Which is a bit like saying, when it's film night, if you only let the heterosexual men choose the films they want to see, you'll likely get a different set of films chosen, on average, than if they're chosen by a different sub-group. Or maybe, it's like saying, if you get a bunch of rich, expensively schooled (and traumatised by being separated from their parents at age 8), Oxbridge graduates together and put them in government, their limited life-experience may lead them to introduce social policies that fuck over the poor without any real understanding of the consequences of their actions. A purely hypothetical, example this last one.

I don't imagine anyone is suggesting that we should, or do, prefer or relate to only what is produced by those in analogous situations to our own. Clearly, as human beings, we have a fair bit in common despite our differences. We do also have differences, and we can benefit from and often enjoy reading about experiences other than our own. There are also situations in which we would like to hear others illuminate experiences related to our own. I'm generally interested to read poems about the experience of psychosis, or psychiatric hospitals, say. All of the above, though, seems like an argument for diversity.

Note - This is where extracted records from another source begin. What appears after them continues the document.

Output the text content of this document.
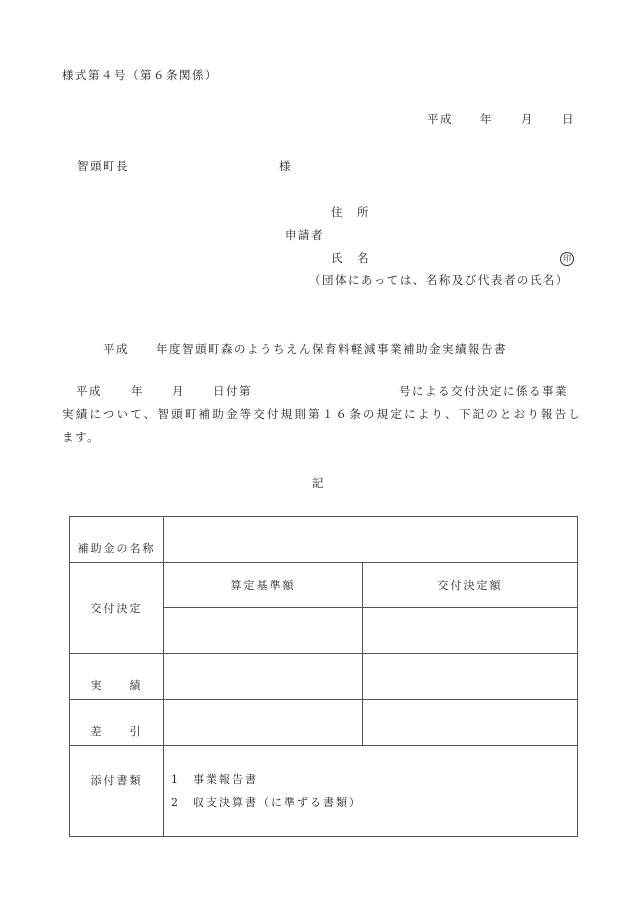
様式第４号（第６条関係）
平成 年 月 日
智頭町長	様
住　所
申請者
氏　名	印
（団体にあっては、名称及び代表者の氏名）
平成 年度智頭町森のようちえん保育料軽減事業補助金実績報告書
平成	年 月 日付第	号による交付決定に係る事業
実績について、智頭町補助金等交付規則第１６条の規定により、下記のとおり報告し
ます。
記
補助金の名称		
交付決定	算定基準額	交付決定額

実　　績		
差　　引		
添付書類	1　事業報告書
2　収支決算書（に準ずる書類）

I also don't think that one member of a group can or should be expected to fully or accurately represent the group they are a member of. Though, I also don't know that that would be an argument for having no representatives from said group. A solitary black member of the editorial staff can't represent all black people, let alone all non-white people, and probably will quickly get fed up of being expected to if that's their role. But would we expect an all-white staff do a better job of this? A couple of black poets in a magazine issue won't speak for all black readers, but having none, surely, is likely to have the magazine speak for/to them even less. Also, I don't know that it's so much the poets job to speak for or represent the reader. Personally, I'd be happy to see a poem addressing schizophrenia (not my diagnosis) in which the N has a very different experience and view of mental illness than me. It wouldn't represent me or speak for me so much, but it's likely to speak to me.

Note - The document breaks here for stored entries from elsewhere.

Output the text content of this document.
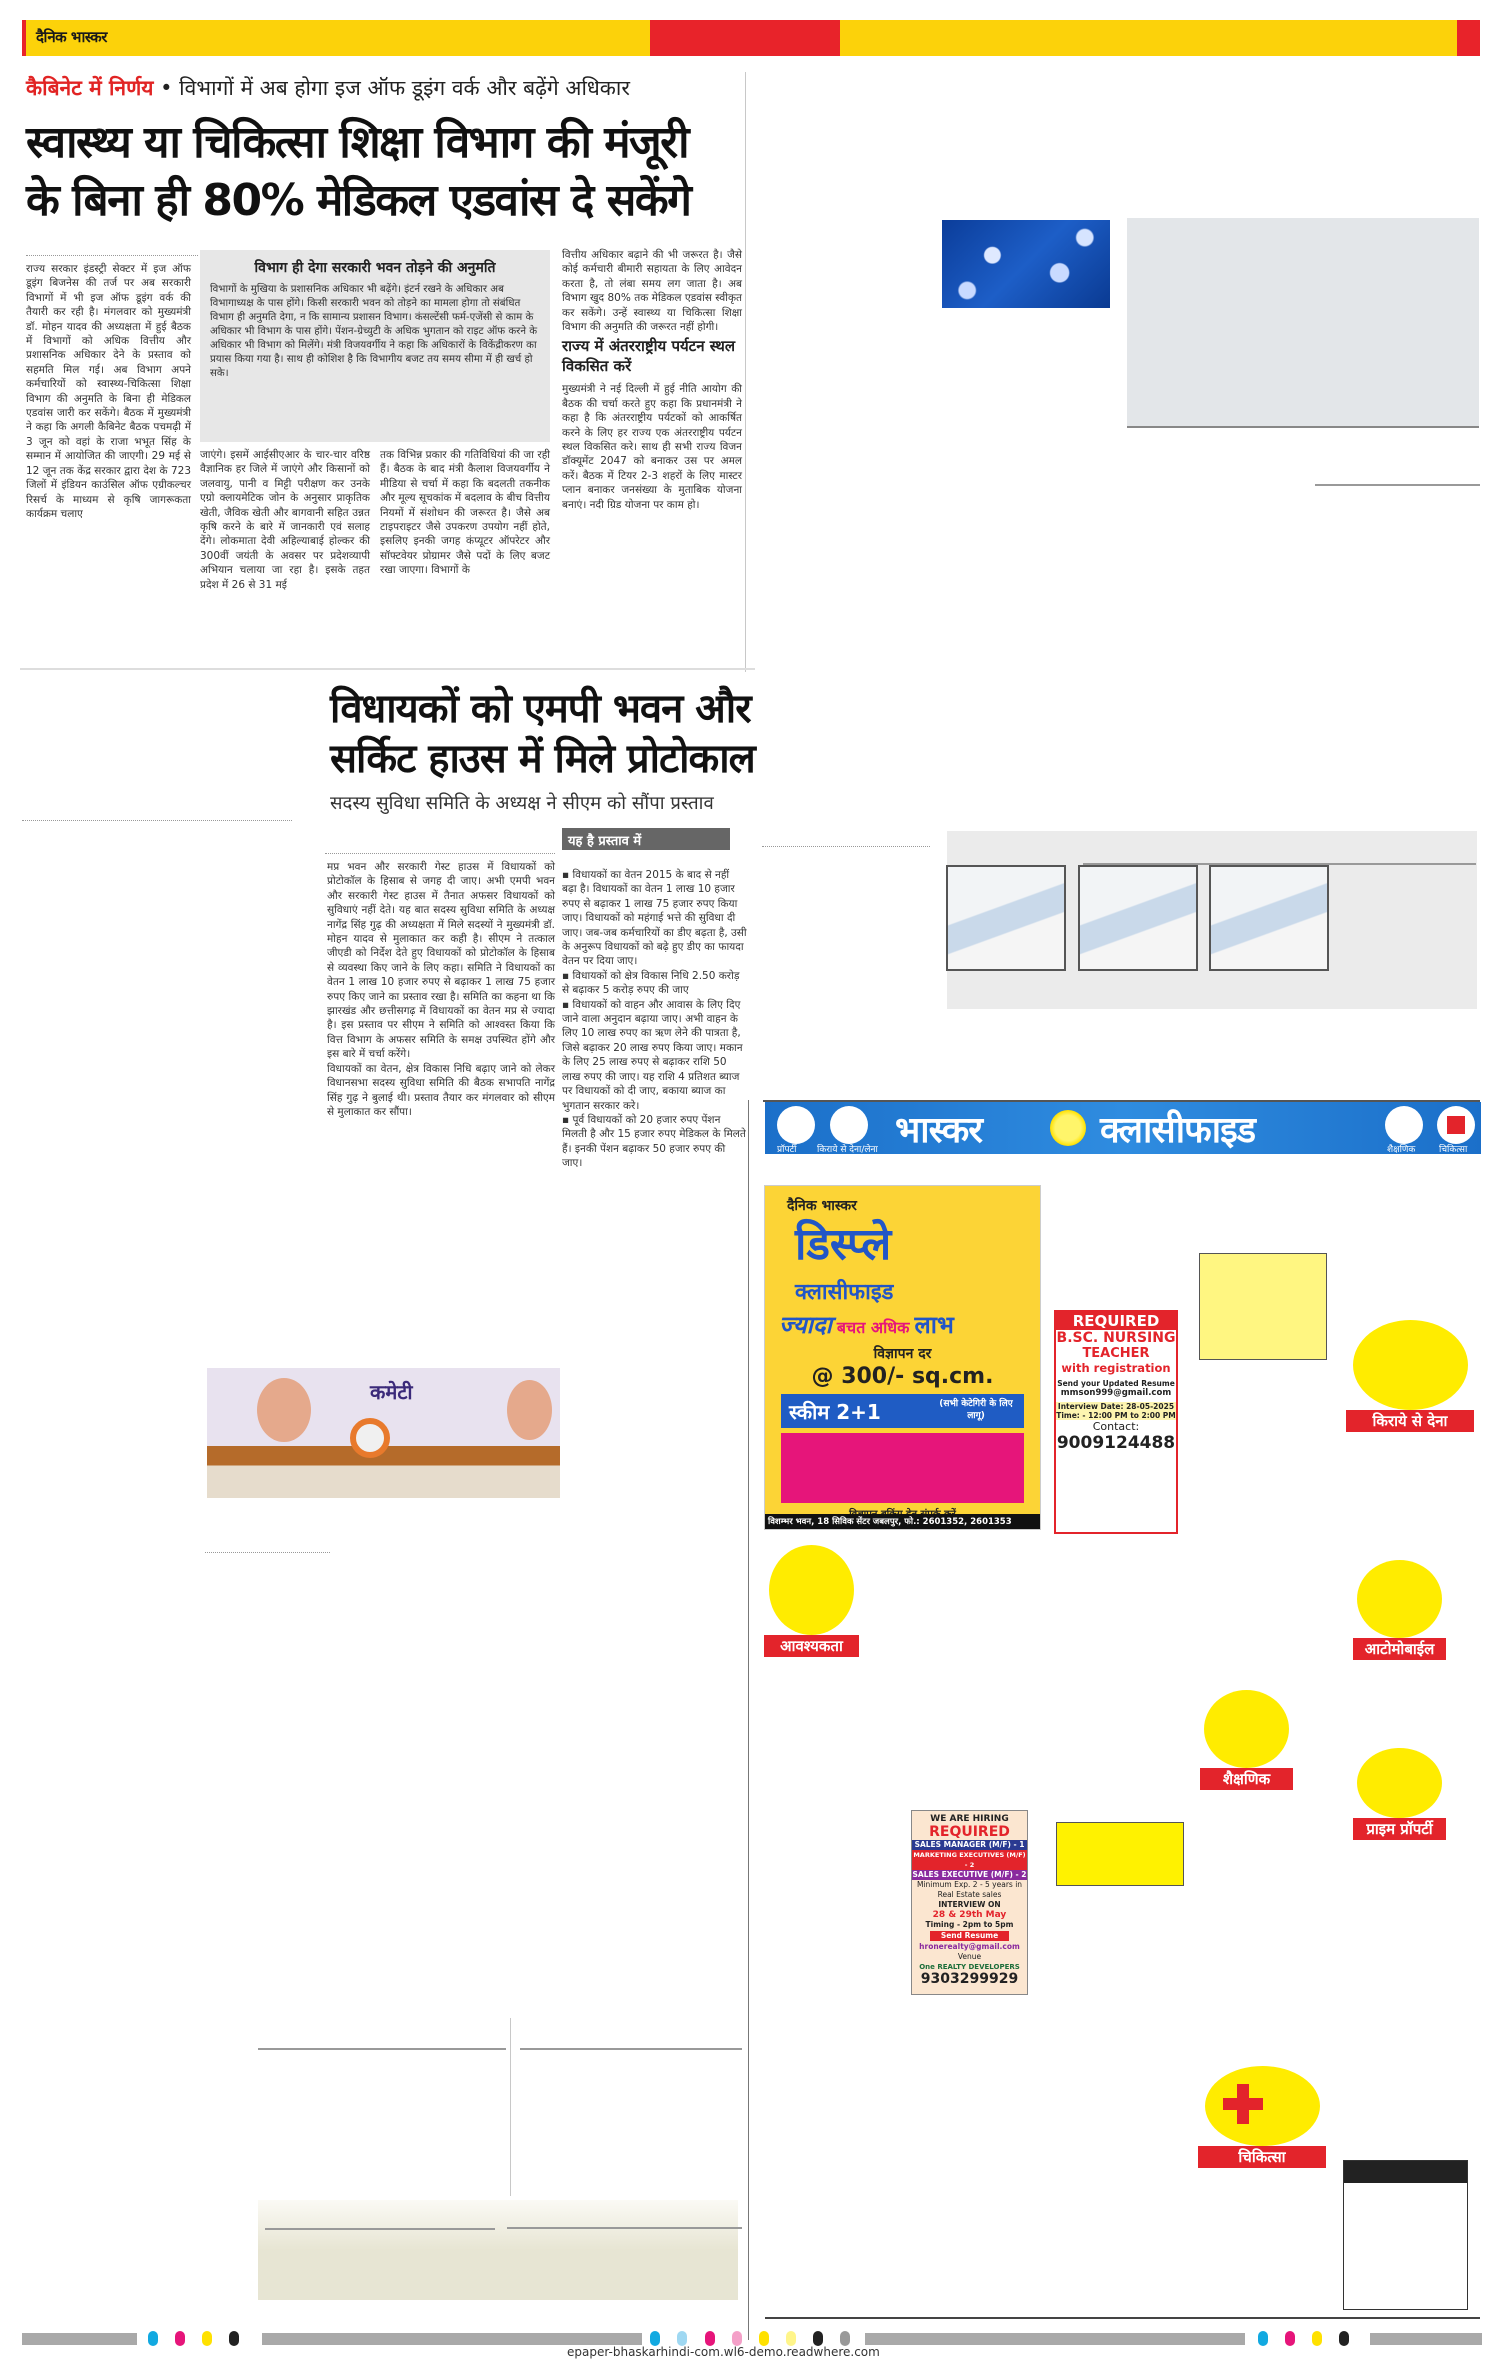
दैनिक भास्कर
कैबिनेट में निर्णय • विभागों में अब होगा इज ऑफ डूइंग वर्क और बढ़ेंगे अधिकार
स्वास्थ्य या चिकित्सा शिक्षा विभाग की मंजूरी
के बिना ही 80% मेडिकल एडवांस दे सकेंगे
राज्य सरकार इंडस्ट्री सेक्टर में इज ऑफ डूइंग बिजनेस की तर्ज पर अब सरकारी विभागों में भी इज ऑफ डूइंग वर्क की तैयारी कर रही है। मंगलवार को मुख्यमंत्री डॉ. मोहन यादव की अध्यक्षता में हुई बैठक में विभागों को अधिक वित्तीय और प्रशासनिक अधिकार देने के प्रस्ताव को सहमति मिल गई। अब विभाग अपने कर्मचारियों को स्वास्थ्य-चिकित्सा शिक्षा विभाग की अनुमति के बिना ही मेडिकल एडवांस जारी कर सकेंगे। बैठक में मुख्यमंत्री ने कहा कि अगली कैबिनेट बैठक पचमढ़ी में 3 जून को वहां के राजा भभूत सिंह के सम्मान में आयोजित की जाएगी। 29 मई से 12 जून तक केंद्र सरकार द्वारा देश के 723 जिलों में इंडियन काउंसिल ऑफ एग्रीकल्चर रिसर्च के माध्यम से कृषि जागरूकता कार्यक्रम चलाए
विभाग ही देगा सरकारी भवन तोड़ने की अनुमति

विभागों के मुखिया के प्रशासनिक अधिकार भी बढ़ेंगे। इंटर्न रखने के अधिकार अब विभागाध्यक्ष के पास होंगे। किसी सरकारी भवन को तोड़ने का मामला होगा तो संबंधित विभाग ही अनुमति देगा, न कि सामान्य प्रशासन विभाग। कंसल्टेंसी फर्म-एजेंसी से काम के अधिकार भी विभाग के पास होंगे। पेंशन-ग्रेच्युटी के अधिक भुगतान को राइट ऑफ करने के अधिकार भी विभाग को मिलेंगे। मंत्री विजयवर्गीय ने कहा कि अधिकारों के विकेंद्रीकरण का प्रयास किया गया है। साथ ही कोशिश है कि विभागीय बजट तय समय सीमा में ही खर्च हो सके।

जाएंगे। इसमें आईसीएआर के चार-चार वरिष्ठ वैज्ञानिक हर जिले में जाएंगे और किसानों को जलवायु, पानी व मिट्टी परीक्षण कर उनके एग्रो क्लायमेटिक जोन के अनुसार प्राकृतिक खेती, जैविक खेती और बागवानी सहित उन्नत कृषि करने के बारे में जानकारी एवं सलाह देंगे। लोकमाता देवी अहिल्याबाई होल्कर की 300वीं जयंती के अवसर पर प्रदेशव्यापी अभियान चलाया जा रहा है। इसके तहत प्रदेश में 26 से 31 मई
तक विभिन्न प्रकार की गतिविधियां की जा रही हैं। बैठक के बाद मंत्री कैलाश विजयवर्गीय ने मीडिया से चर्चा में कहा कि बदलती तकनीक और मूल्य सूचकांक में बदलाव के बीच वित्तीय नियमों में संशोधन की जरूरत है। जैसे अब टाइपराइटर जैसे उपकरण उपयोग नहीं होते, इसलिए इनकी जगह कंप्यूटर ऑपरेटर और सॉफ्टवेयर प्रोग्रामर जैसे पदों के लिए बजट रखा जाएगा। विभागों के
वित्तीय अधिकार बढ़ाने की भी जरूरत है। जैसे कोई कर्मचारी बीमारी सहायता के लिए आवेदन करता है, तो लंबा समय लग जाता है। अब विभाग खुद 80% तक मेडिकल एडवांस स्वीकृत कर सकेंगे। उन्हें स्वास्थ्य या चिकित्सा शिक्षा विभाग की अनुमति की जरूरत नहीं होगी।
राज्य में अंतरराष्ट्रीय पर्यटन स्थल विकसित करें
मुख्यमंत्री ने नई दिल्ली में हुई नीति आयोग की बैठक की चर्चा करते हुए कहा कि प्रधानमंत्री ने कहा है कि अंतरराष्ट्रीय पर्यटकों को आकर्षित करने के लिए हर राज्य एक अंतरराष्ट्रीय पर्यटन स्थल विकसित करे। साथ ही सभी राज्य विजन डॉक्यूमेंट 2047 को बनाकर उस पर अमल करें। बैठक में टियर 2-3 शहरों के लिए मास्टर प्लान बनाकर जनसंख्या के मुताबिक योजना बनाएं। नदी ग्रिड योजना पर काम हो।
विधायकों को एमपी भवन और
सर्किट हाउस में मिले प्रोटोकाल
सदस्य सुविधा समिति के अध्यक्ष ने सीएम को सौंपा प्रस्ताव
मप्र भवन और सरकारी गेस्ट हाउस में विधायकों को प्रोटोकॉल के हिसाब से जगह दी जाए। अभी एमपी भवन और सरकारी गेस्ट हाउस में तैनात अफसर विधायकों को सुविधाएं नहीं देते। यह बात सदस्य सुविधा समिति के अध्यक्ष नागेंद्र सिंह गुढ़ की अध्यक्षता में मिले सदस्यों ने मुख्यमंत्री डॉ. मोहन यादव से मुलाकात कर कही है। सीएम ने तत्काल जीएडी को निर्देश देते हुए विधायकों को प्रोटोकॉल के हिसाब से व्यवस्था किए जाने के लिए कहा। समिति ने विधायकों का वेतन 1 लाख 10 हजार रुपए से बढ़ाकर 1 लाख 75 हजार रुपए किए जाने का प्रस्ताव रखा है। समिति का कहना था कि झारखंड और छत्तीसगढ़ में विधायकों का वेतन मप्र से ज्यादा है। इस प्रस्ताव पर सीएम ने समिति को आश्वस्त किया कि वित्त विभाग के अफसर समिति के समक्ष उपस्थित होंगे और इस बारे में चर्चा करेंगे।
विधायकों का वेतन, क्षेत्र विकास निधि बढ़ाए जाने को लेकर विधानसभा सदस्य सुविधा समिति की बैठक सभापति नागेंद्र सिंह गुढ़ ने बुलाई थी। प्रस्ताव तैयार कर मंगलवार को सीएम से मुलाकात कर सौंपा।
यह है प्रस्ताव में

▪ विधायकों का वेतन 2015 के बाद से नहीं बढ़ा है। विधायकों का वेतन 1 लाख 10 हजार रुपए से बढ़ाकर 1 लाख 75 हजार रुपए किया जाए। विधायकों को महंगाई भत्ते की सुविधा दी जाए। जब-जब कर्मचारियों का डीए बढ़ता है, उसी के अनुरूप विधायकों को बढ़े हुए डीए का फायदा वेतन पर दिया जाए।

▪ विधायकों को क्षेत्र विकास निधि 2.50 करोड़ से बढ़ाकर 5 करोड़ रुपए की जाए

▪ विधायकों को वाहन और आवास के लिए दिए जाने वाला अनुदान बढ़ाया जाए। अभी वाहन के लिए 10 लाख रुपए का ऋण लेने की पात्रता है, जिसे बढ़ाकर 20 लाख रुपए किया जाए। मकान के लिए 25 लाख रुपए से बढ़ाकर राशि 50 लाख रुपए की जाए। यह राशि 4 प्रतिशत ब्याज पर विधायकों को दी जाए, बकाया ब्याज का भुगतान सरकार करे।

▪ पूर्व विधायकों को 20 हजार रुपए पेंशन मिलती है और 15 हजार रुपए मेडिकल के मिलते हैं। इनकी पेंशन बढ़ाकर 50 हजार रुपए की जाए।

कमेटी
प्रॉपर्टी किराये से देना/लेना भास्कर	क्लासीफाइड	शैक्षणिक	चिकित्सा
दैनिक भास्कर
डिस्प्ले
क्लासीफाइड
ज्यादा बचत अधिक लाभ
विज्ञापन दर
@ 300/- sq.cm.
स्कीम 2+1	(सभी केटेगिरी के लिए लागू)
विशम्भर भवन, 18 सिविक सेंटर जबलपुर, फो.: 2601352, 2601353
REQUIRED
B.SC. NURSING
TEACHER
with registration
Send your Updated Resume
mmson999@gmail.com
Interview Date: 28-05-2025
Time: - 12:00 PM to 2:00 PM
Contact:
9009124488
किराये से देना
आवश्यकता	आटोमोबाईल
शैक्षणिक
प्राइम प्रॉपर्टी
चिकित्सा
WE ARE HIRING
REQUIRED
SALES MANAGER (M/F) - 1
MARKETING EXECUTIVES (M/F) - 2
SALES EXECUTIVE (M/F) - 2
Minimum Exp. 2 - 5 years in Real Estate sales
INTERVIEW ON
28 & 29th May
Timing - 2pm to 5pm
Send Resume
hronerealty@gmail.com
Venue
One REALTY DEVELOPERS
9303299929
epaper-bhaskarhindi-com.wl6-demo.readwhere.com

I guess one way to look at all this is to consider the claim that it'd be absolutely fine for all decisions about what gets published to be taken by straight, white, financially stable, able-bodied, neurotypical, Oxbridge-educated men, because they'd choose based on excellence only and their take on excellence would be an objective measure. Or, that all the poems ever published could be written by straight, white, financially stable, able-bodied, neurotypical, Oxbridge-educated men, and all readers will be perfectly catered to and nobody's experience of the world would be excluded, since all good poems reference a universal human experience. Both seem obviously false to me.

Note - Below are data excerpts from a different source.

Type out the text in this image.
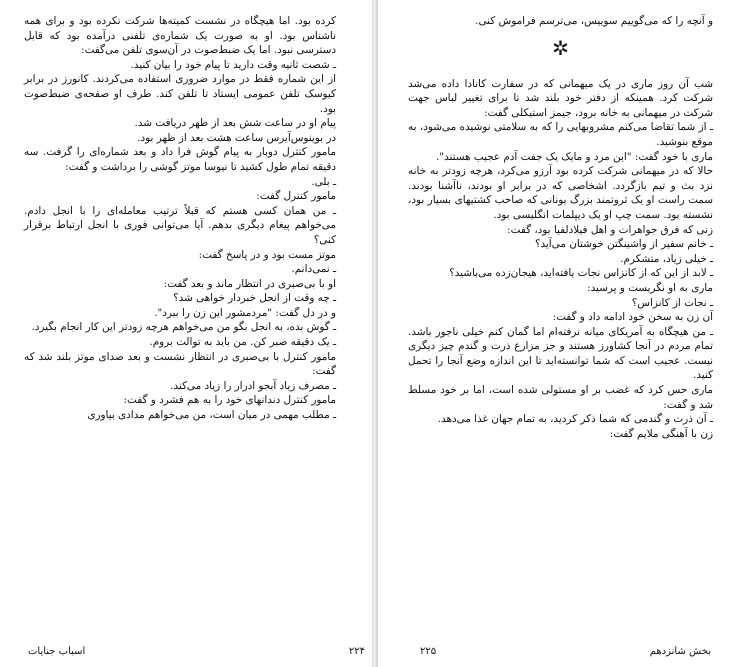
کرده بود. اما هیچگاه در نشست کمیته‌ها شرکت نکرده بود و برای همه ناشناس بود. او به صورت یک شماره‌ی تلفنی درآمده بود که قابل دسترسی نبود. اما یک ضبط‌صوت در آن‌سوی تلفن می‌گفت:

ـ شصت ثانیه وقت دارید تا پیام خود را بیان کنید.

از این شماره فقط در موارد ضروری استفاده می‌کردند. کانورز در برابر کیوسک تلفن عمومی ایستاد تا تلفن کند. طرف او صفحه‌ی ضبط‌صوت بود.

پیام او در ساعت شش بعد از ظهر دریافت شد.

در بوینوس‌آیرس ساعت هشت بعد از ظهر بود.

مامور کنترل دوبار به پیام گوش فرا داد و بعد شماره‌ای را گرفت. سه دقیقه تمام طول کشید تا نیوسا موتز گوشی را برداشت و گفت:

ـ بلی.

مامور کنترل گفت:

ـ من همان کسی هستم که قبلاً ترتیب معامله‌ای را با انجل دادم. می‌خواهم پیغام دیگری بدهم. آیا می‌توانی فوری با انجل ارتباط برقرار کنی؟

موتز مست بود و در پاسخ گفت:

ـ نمی‌دانم.

او با بی‌صبری در انتظار ماند و بعد گفت:

ـ چه وقت از انجل خبردار خواهی شد؟

و در دل گفت: "مردمشور این زن را ببرد".

ـ گوش بده، به انجل بگو من می‌خواهم هرچه زودتر این کار انجام بگیرد.

ـ یک دقیقه صبر کن. من باید به توالت بروم.

مامور کنترل با بی‌صبری در انتظار نشست و بعد صدای موتز بلند شد که گفت:

ـ مصرف زیاد آبجو ادرار را زیاد می‌کند.

مامور کنترل دندانهای خود را به هم فشرد و گفت:

ـ مطلب مهمی در میان است، من می‌خواهم مدادی بیاوری

و آنچه را که می‌گوییم سوییس، می‌ترسم فراموش کنی.

✲

شب آن روز ماری در یک میهمانی که در سفارت کانادا داده می‌شد شرکت کرد. همینکه از دفتر خود بلند شد تا برای تغییر لباس جهت شرکت در میهمانی به خانه برود، جیمز استیکلی گفت:

ـ از شما تقاضا می‌کنم مشروبهایی را که به سلامتی نوشیده می‌شود، به موقع بنوشید.

ماری با خود گفت: "این مرد و مایک یک جفت آدم عجیب هستند".

حالا که در میهمانی شرکت کرده بود آرزو می‌کرد، هرچه زودتر به خانه نزد بث و تیم بازگردد. اشخاصی که در برابر او بودند، ناآشنا بودند. سمت راست او یک ثروتمند بزرگ یونانی که صاحب کشتیهای بسیار بود، نشسته بود. سمت چپ او یک دیپلمات انگلیسی بود.

زنی که فرق جواهرات و اهل فیلادلفیا بود، گفت:

ـ خانم سفیر از واشینگتن خوشتان می‌آید؟

ـ خیلی زیاد، متشکرم.

ـ لابد از این که از کانزاس نجات یافته‌اید، هیجان‌زده می‌باشید؟

ماری به او نگریست و پرسید:

ـ نجات از کانزاس؟

آن زن به سخن خود ادامه داد و گفت:

ـ من هیچگاه به آمریکای میانه نرفته‌ام اما گمان کنم خیلی ناجور باشد. تمام مردم در آنجا کشاورز هستند و جز مزارع ذرت و گندم چیز دیگری نیست. عجیب است که شما توانسته‌اید تا این اندازه وضع آنجا را تحمل کنید.

ماری حس کرد که غضب بر او مستولی شده است، اما بر خود مسلط شد و گفت:

ـ آن ذرت و گندمی که شما ذکر کردید، به تمام جهان غذا می‌دهد.

زن با آهنگی ملایم گفت:

۲۲۴
اسباب جنایات	۲۲۵	بخش شانزدهم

Questions about how diversity is measured, what constitutes enough, whether that's been achieved already, and if not, what corrective measures would be useful, are a different matter. If you think the situation is fine now, that's great. But I'd be interested to know what you are that basing that on. Just as I'm interested to know what claims to the contrary are based on. The absence of solid statistics on who submits -- as opposed to who gets chosen -- definitely makes it hard to establish definitively what's going on.

-Matt

Last edited by Matt Q; 02-06-2019 at 12:18 PM.